What is a good way to think about a fundamental field on a principal G-bundle? Let $\pi:P \rightarrow M$ be a principal $G$-bundle, and let $A \in \mathfrak{g}$, where the Lie algebra of $G$ is indicated. The fundamental field $A$# used to define connections is given by
$A$#$(p) := \frac{d}{dt}(\exp(At)p)|_{t=0}$.
$A$# is well defined since $e^{At}p$ can be regarded as a vector in $\pi^{-1}(\pi(p))$. Intuitively, I try to think of $A$# as the (vertical) direction of the displacement on the fiber generated by $A$.  
By the defining properties of principal bundles (in particular, the free action of $G$), we have $\{A$# $: A \in \mathfrak{g}\} \simeq \mathfrak{g} \simeq \mathcal{V}(p)$, where $\mathcal{V}(p)$ is the vertical subspace at $p$. Something like 
$A$#$(p) = \lim_t t^{-1}(e^{At}p - p) = A \cdot p$ 
would be (to me) a nice way of thinking about $A$#$(p)$, except that this is (at best) a formal equality. More precisely, $L_{\exp(At)}$ is the 1-parameter group of diffeomorphisms generated by $A$#, where $L_g$ denotes left multiplication by $g$.
My question: is there a better way of thinking about a fundamental field than (either the definition itself) or the notional equation above?
 A: Mayebe a slightly different point of view: The fibers of a principal bundles are diffeomorphic to the group $G.$ If we fix the image $p$ of $e\in G,$ then there is a natural diffeomorphism:
$g\in G\mapsto pg.$ The tangent bundle of the Lie Group is trivial (by right translation): $TG=G\times g.$ Therefore, the tangent space of the fibers is trivial, too, via the above diffeomorphism. It turns out that this trivialisation does not depend on $p$ (mayebe one should take left translation on $G$ instead of right). The fundamental vectorfields are the vector fields corresponding to this trivialisation.
A: I find that the notion of fundamental vector field is well defined not only for $G$-principal bundle but even for any $G$-manifold, i.e. a manifold with an action by a Lie group $G$.
About your notional equation, I would say that the fundamental vector fields effectively arise from an action of $\frak{g}$ on $M$. However some clarifications are needed.
Let $\Psi:M\times G\to M$ be a right action of a Lie group $G$ on a manifold $M$.
Let $\frak{g}$ be the Lie algebra of $G$, viewed as formed by the left invariant vectorfields on $G$.
Then there exists a unique map $\zeta^{\Psi}\equiv\zeta:X\in\frak{g} \mapsto $$\zeta_X\in \mathfrak{X}$$(M)$ such that $(T\psi)\circ(0_M+X)=\zeta_X\circ\Psi$, $\zeta_X$ and $0_M+X$ are $\Psi$-related, for any $X\in\frak{g}$.(Above $0_M$ denoted the zero vectorfield on $M$.)
For any $X\in\frak{g}$, the vector field $\zeta_X$ on $M$ is called the fundamental vectorfield corresponding to $X$ w.r.t. the right action $\Psi$.
The definition of $\zeta$ is well posed just because, for any $X\in\frak{g}$, the map $T\Psi\circ(0_M+X)$ is constant on the fibers of $\Psi$; and this holds being $\Psi$ a right action and $X$ a left invariant vectorfield. 
Obviously the following properties are satisfied:


*

*$\zeta_{aX+bY}=a\zeta_X+b\zeta_Y,\zeta_{[X,Y]}=[\zeta_X,\zeta_Y]$, for any $a,b\in\mathbb{R}$, and $X,Y\in\frak{g}$,  i.e. $\zeta:\mathfrak{g} \to \mathfrak{X} (M)$ is a Lie algebra homomorphism;

*$\zeta_X$ is complete and its $t$-time flow is $\Psi^{\exp{tX}}$, for any $X\in\frak{g}$ and $t\in\mathbb{R}$.
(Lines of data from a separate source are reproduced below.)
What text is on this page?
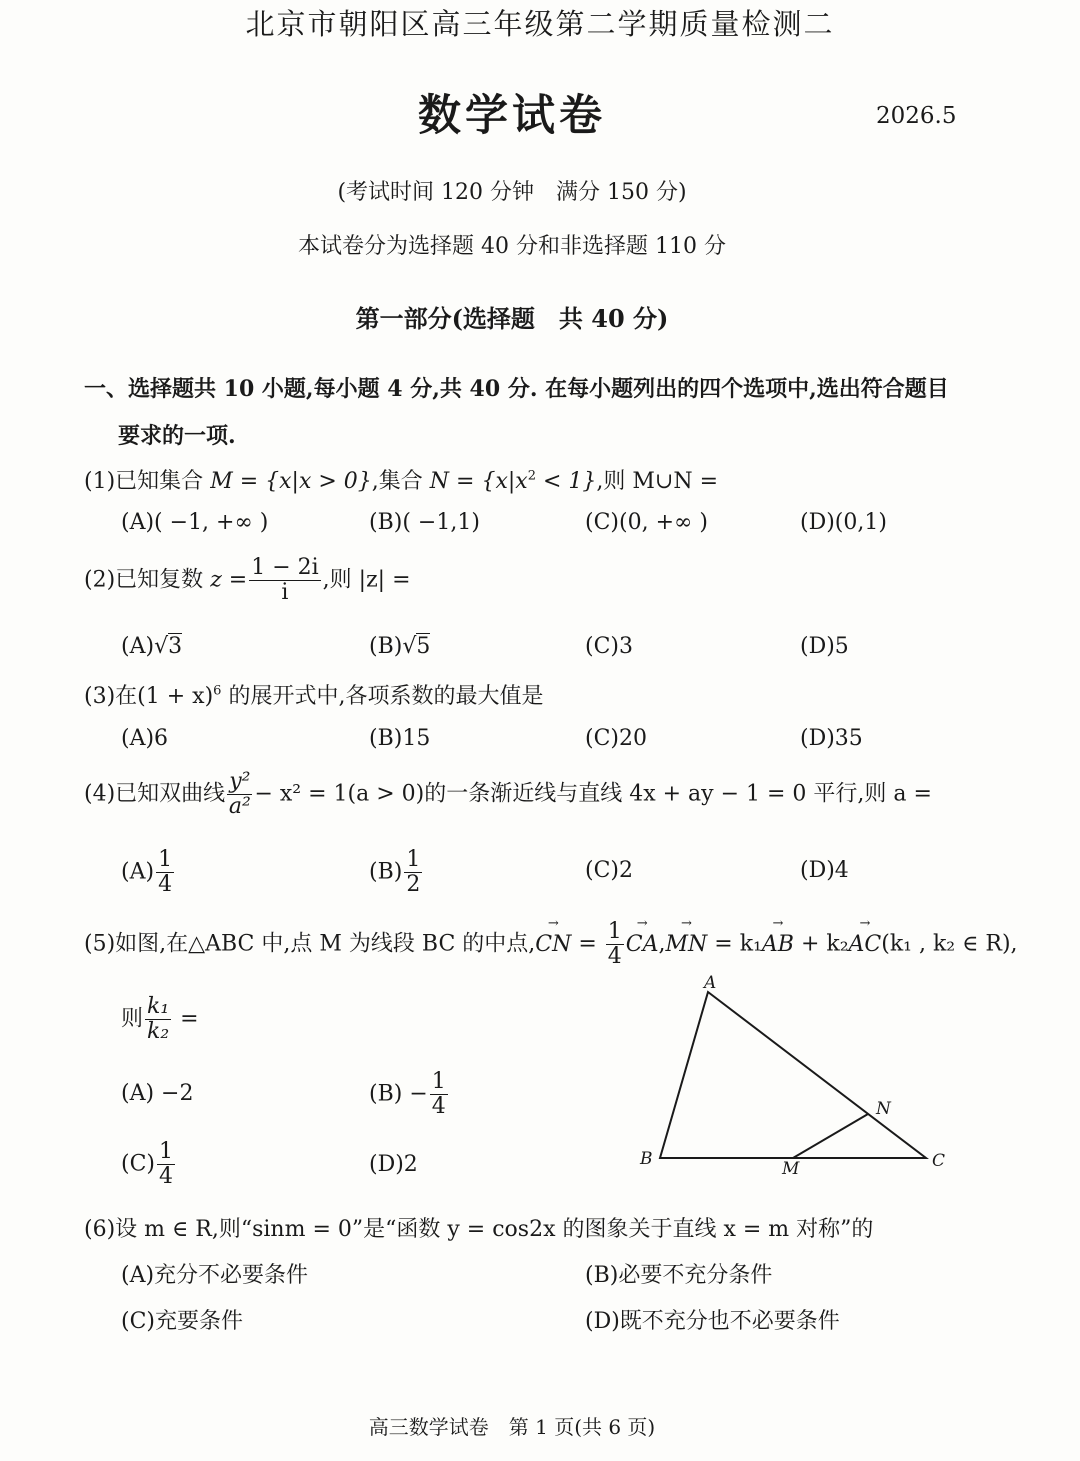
北京市朝阳区高三年级第二学期质量检测二
数学试卷	2026.5
(考试时间 120 分钟　满分 150 分)
本试卷分为选择题 40 分和非选择题 110 分
第一部分(选择题　共 40 分)
一、选择题共 10 小题,每小题 4 分,共 40 分. 在每小题列出的四个选项中,选出符合题目
要求的一项.
(1)已知集合 M = {x|x > 0},集合 $N = \{x|x^2 < 1\}$,则 M∪N =
(A)( −1, +∞ )	(B)( −1,1)	(C)(0, +∞ )	(D)(0,1)
(2)已知复数 $z = \frac{1 - 2i}{i}$ ,则 |z| =
(A)√3	(B)√5	(C)3	(D)5
(3)在$(1 + x)^6$ 的展开式中,各项系数的最大值是
(A)6	(B)15	(C)20	(D)35
(4)已知双曲线 $\frac{\text{y²}}{\text{a²}} - x^2 = 1(a > 0)$的一条渐近线与直线 4x + ay − 1 = 0 平行,则 a =
$(A) \frac{1}{4}$	$(B) \frac{1}{2}$	(C)2	(D)4
(5)如图,在△ABC 中,点 M 为线段 BC 的中点,→ CN = $\frac{1}{4}$
→ CA,→ MN = k₁→ AB + k₂→ AC(k₁ , k₂ ∈ R),
则 $\frac{\text{k₁}}{\text{k₂}}$ =
(A) −2	$(B) - \frac{1}{4}$
$(C) \frac{1}{4}$	(D)2
A
B	C
M
N
(6)设 m ∈ R,则“sinm = 0”是“函数 y = cos2x 的图象关于直线 x = m 对称”的
(A)充分不必要条件	(B)必要不充分条件
(C)充要条件	(D)既不充分也不必要条件
高三数学试卷　第 1 页(共 6 页)
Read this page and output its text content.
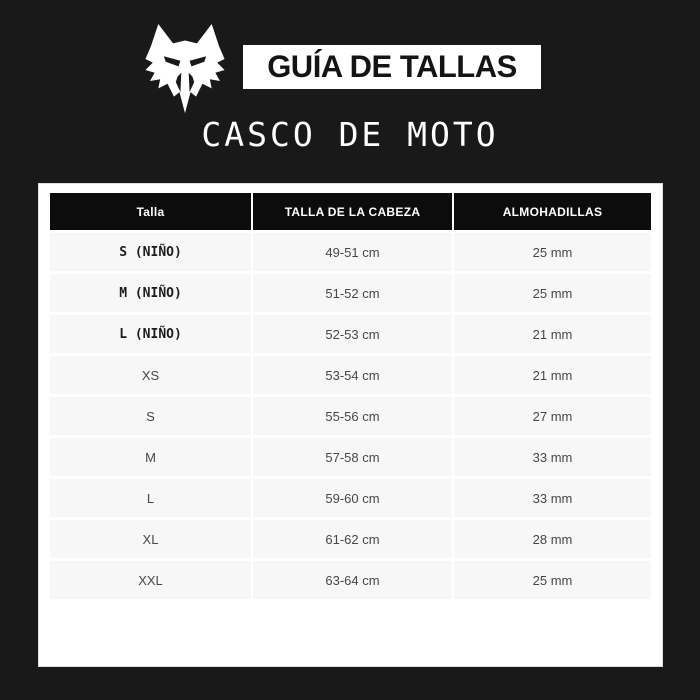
GUÍA DE TALLAS
CASCO DE MOTO
Talla	TALLA DE LA CABEZA	ALMOHADILLAS
S (NIÑO)	49-51 cm	25 mm
M (NIÑO)	51-52 cm	25 mm
L (NIÑO)	52-53 cm	21 mm
XS	53-54 cm	21 mm
S	55-56 cm	27 mm
M	57-58 cm	33 mm
L	59-60 cm	33 mm
XL	61-62 cm	28 mm
XXL	63-64 cm	25 mm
For an abstract Lie algebra $\frak{g}$, an action of $\frak{g}$ on a manifold $M$ is defined to be a Lie algebra homomorphism from $\frak{g}$ to $\frak{X}$$ (M)$.
In such a way for any right action $\Psi$ of a Lie group $G$ on $M$, we have that $\zeta^{\Psi}$ is an action on $M$ by the Lie algebra of $G$.
A: If you have a homogeneous space $X$ with structure group $G$ (in your case, the fiber passing through $p$) then left multiplication give you a nice action $L: X \times G \to X$.  Then for a fixed $p \in X$, $L(p) : G \to X$.  The differential of this guy is a map $L(p)_* : TG \to TX$ which takes an element of $T_gG$ to an element of $T_{g \cdot p} X$.  At $g = 1$, this means you get a map $L(p)_* : \mathfrak{g} \to T_pX$.  This is actually a representation of $\mathfrak{g}$ on the space of vector fields on $X$, and will inherit nice properties depending on how nice the action of $G$ on $X$ is. 
This map $L(p)_*$ is precisely the sharp map you describe: it takes an element $\xi$ of $\mathfrak{g}$ and gives a vector field on $X$ which coincides with infinitesimal multiplication by $\xi$.  In your case, $G$ acts freely so $X$ looks like a copy of $G$.
If $G$ actually has a nice matrix representation then unrolling the definitions, you'll find that you really can write your proposed equation $A^\sharp(p) = A \cdot p$.  For example, look at how the infinitesimal generators of $\mathfrak{so}(3)$ acts on points of the unit sphere by multiplication --- you'll easily see the vector fields whose flows are $\exp(\xi t)$.
A: I'm not sure I'm saying anything new (so please vote this down if you agree):
A "fundamental field" can be defined for any smooth action of a Lie group on a manifold. I view it as a natural map from the Lie algebra to the tangent space at any point on the manifold. The idea is
Element in Lie algebra -> Curve in Lie group starting at identity -> Curve in manifold starting at a given starting point in manifold (obtained by having each point on curve in group act on the given point in manifold) -> velocity vector of curve in manifold at starting point
Another way to say the same thing is: If you fix a point in the manifold, the group action defines a smooth map from the Lie group to the manifold. The differential of this map maps the Lie algebra (viewed as the tangent space of the Lie group at the identity) to the tangent space of the manifold at the given point.
If the manifold is a principal bundle, then the action is purely vertical, so all you get are vertical tangent vectors.
If the principal bundle is the Lie group over a homogeneous space, then Matt's discussion takes over. I would echo his statement that if you assume the group is a matrix group, then you can find very nice explicit formulas for everything.
But I think I'm just repeating what you already said.